Esta afirmación prescinde de dos elementos importantes. Primero, que el INAI no es la autoridad encargada de transparentar a los ciudadanos la información gubernamental. Todas las instancias de gobierno tienen la obligación de resolver las peticiones de información que reciben a través de la plataforma de transparencia. Todas. Lo que hace el INAI —entre otras funciones— es actuar como tercero para el caso de que la autoridad no cumpla con el requerimiento de información o señale, infundadamente, que la misma se encuentra reservada. Su función central es esa: resolver controversias derivadas de las solicitudes de acceso a la información. La desaparición del INAI no implicaría la desaparición del árbitro. Hoy ya contamos con órganos estatales —el poder judicial, por ejemplo— que cuentan con la capacidad y herramientas para resolver estas controversias. Segundo, la propuesta presidencial no implicaría, así sin más, la desaparición de la obligación de transparentar la información gubernamental. El proceso de desaparición deberá perfeccionarse mediante un juicioso ajuste de todo el sistema nacional de transparencia.
La propuesta de desaparición del INAI no busca esconder información ni quitarnos herramientas democráticas. Eso es falso, alarmista. Unos y otros creemos que es importante que se proteja el derecho de cualquier persona a conocer información pública como el financiamiento implicado en la refinería de Dos Bocas, Tabasco. Por increíble que parezca: coincidimos. Lo que la propuesta busca es eficientar y fortalecer el funcionamiento del Estado y, no menos importante, cerrarle la puerta de un portazo al poder político y económico que fue apoderándose del instituto.
El movimiento político que cuestiona el funcionamiento del INAI no ha estado libre de vicios, todo tiene que decirse. Es cuestionable la falta de nombramiento de los comisionados faltantes. Esto no ha permitido al organismo tener el quórum mínimo para sesionar. El bloqueo en el nombramiento de los comisionados no es la forma en que democráticamente acordamos funcionar como Estado. Está bien querer reformar al INAI, es comprensible y congruente con una nueva visión de Estado. Sin embargo, la vía correcta es la discusión en el Congreso para modificar la constitución y el Sistema Nacional de Transparencia. Como se ata, se desata.

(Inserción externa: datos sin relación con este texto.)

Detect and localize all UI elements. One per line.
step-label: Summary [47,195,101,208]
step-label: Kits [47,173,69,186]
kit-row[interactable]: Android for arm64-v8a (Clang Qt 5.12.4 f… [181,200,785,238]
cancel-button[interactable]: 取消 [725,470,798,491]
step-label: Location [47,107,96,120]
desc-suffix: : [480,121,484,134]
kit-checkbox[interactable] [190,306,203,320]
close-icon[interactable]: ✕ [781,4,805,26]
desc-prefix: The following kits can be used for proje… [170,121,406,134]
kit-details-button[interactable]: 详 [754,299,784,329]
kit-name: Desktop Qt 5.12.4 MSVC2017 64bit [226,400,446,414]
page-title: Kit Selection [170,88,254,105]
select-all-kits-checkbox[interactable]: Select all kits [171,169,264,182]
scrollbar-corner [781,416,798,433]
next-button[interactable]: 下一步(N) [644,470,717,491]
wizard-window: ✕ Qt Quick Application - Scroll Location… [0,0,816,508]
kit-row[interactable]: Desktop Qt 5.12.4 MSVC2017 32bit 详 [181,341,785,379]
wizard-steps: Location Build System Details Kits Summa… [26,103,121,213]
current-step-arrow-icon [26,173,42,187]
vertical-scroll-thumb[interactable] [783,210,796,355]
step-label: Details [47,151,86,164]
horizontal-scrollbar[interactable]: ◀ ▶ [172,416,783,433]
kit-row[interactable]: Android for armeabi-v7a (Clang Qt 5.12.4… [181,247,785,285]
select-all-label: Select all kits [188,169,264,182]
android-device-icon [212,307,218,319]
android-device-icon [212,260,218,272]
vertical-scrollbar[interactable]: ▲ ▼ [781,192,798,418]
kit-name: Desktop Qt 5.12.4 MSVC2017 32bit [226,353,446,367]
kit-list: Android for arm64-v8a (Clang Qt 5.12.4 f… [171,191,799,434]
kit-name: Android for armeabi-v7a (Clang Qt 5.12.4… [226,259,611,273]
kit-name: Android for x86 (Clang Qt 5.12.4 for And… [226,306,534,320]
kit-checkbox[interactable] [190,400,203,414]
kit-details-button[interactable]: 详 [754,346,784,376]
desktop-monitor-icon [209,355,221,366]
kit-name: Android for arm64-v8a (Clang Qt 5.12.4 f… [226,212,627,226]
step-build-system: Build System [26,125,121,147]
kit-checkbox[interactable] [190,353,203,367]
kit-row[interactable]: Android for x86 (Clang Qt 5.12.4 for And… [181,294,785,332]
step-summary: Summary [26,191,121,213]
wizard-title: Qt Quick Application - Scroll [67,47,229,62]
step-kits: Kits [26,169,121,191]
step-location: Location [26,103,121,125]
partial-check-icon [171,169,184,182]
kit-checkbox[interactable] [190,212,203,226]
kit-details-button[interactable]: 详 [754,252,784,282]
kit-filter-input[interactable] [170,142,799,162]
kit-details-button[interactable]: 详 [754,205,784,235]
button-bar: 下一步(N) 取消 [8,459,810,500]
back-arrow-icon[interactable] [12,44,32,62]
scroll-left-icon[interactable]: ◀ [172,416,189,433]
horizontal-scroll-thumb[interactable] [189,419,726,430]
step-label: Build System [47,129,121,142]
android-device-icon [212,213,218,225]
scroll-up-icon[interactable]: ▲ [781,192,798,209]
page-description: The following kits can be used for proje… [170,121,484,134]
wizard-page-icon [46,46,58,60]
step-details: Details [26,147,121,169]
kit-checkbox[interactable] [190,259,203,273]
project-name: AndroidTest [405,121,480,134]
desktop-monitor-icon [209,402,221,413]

Termino con la esperanza de que tengamos esta conversación de forma honesta: una discusión compleja en donde no baste vestir al INAI de rosa ciudadano, un debate responsable en el que nos permitamos estar equivocados y llegar a acuerdos.
Invito a la oposición y a sus opinadores a no utilizar —al menos en esta ocasión— la carta de la indignación. Aquella que sus asesores de imagen sugieren usar para que aparenten ser defensores de algo. El país requiere una forma más honesta de comunicar para abordar los problemas que, según afirman, les preocupan.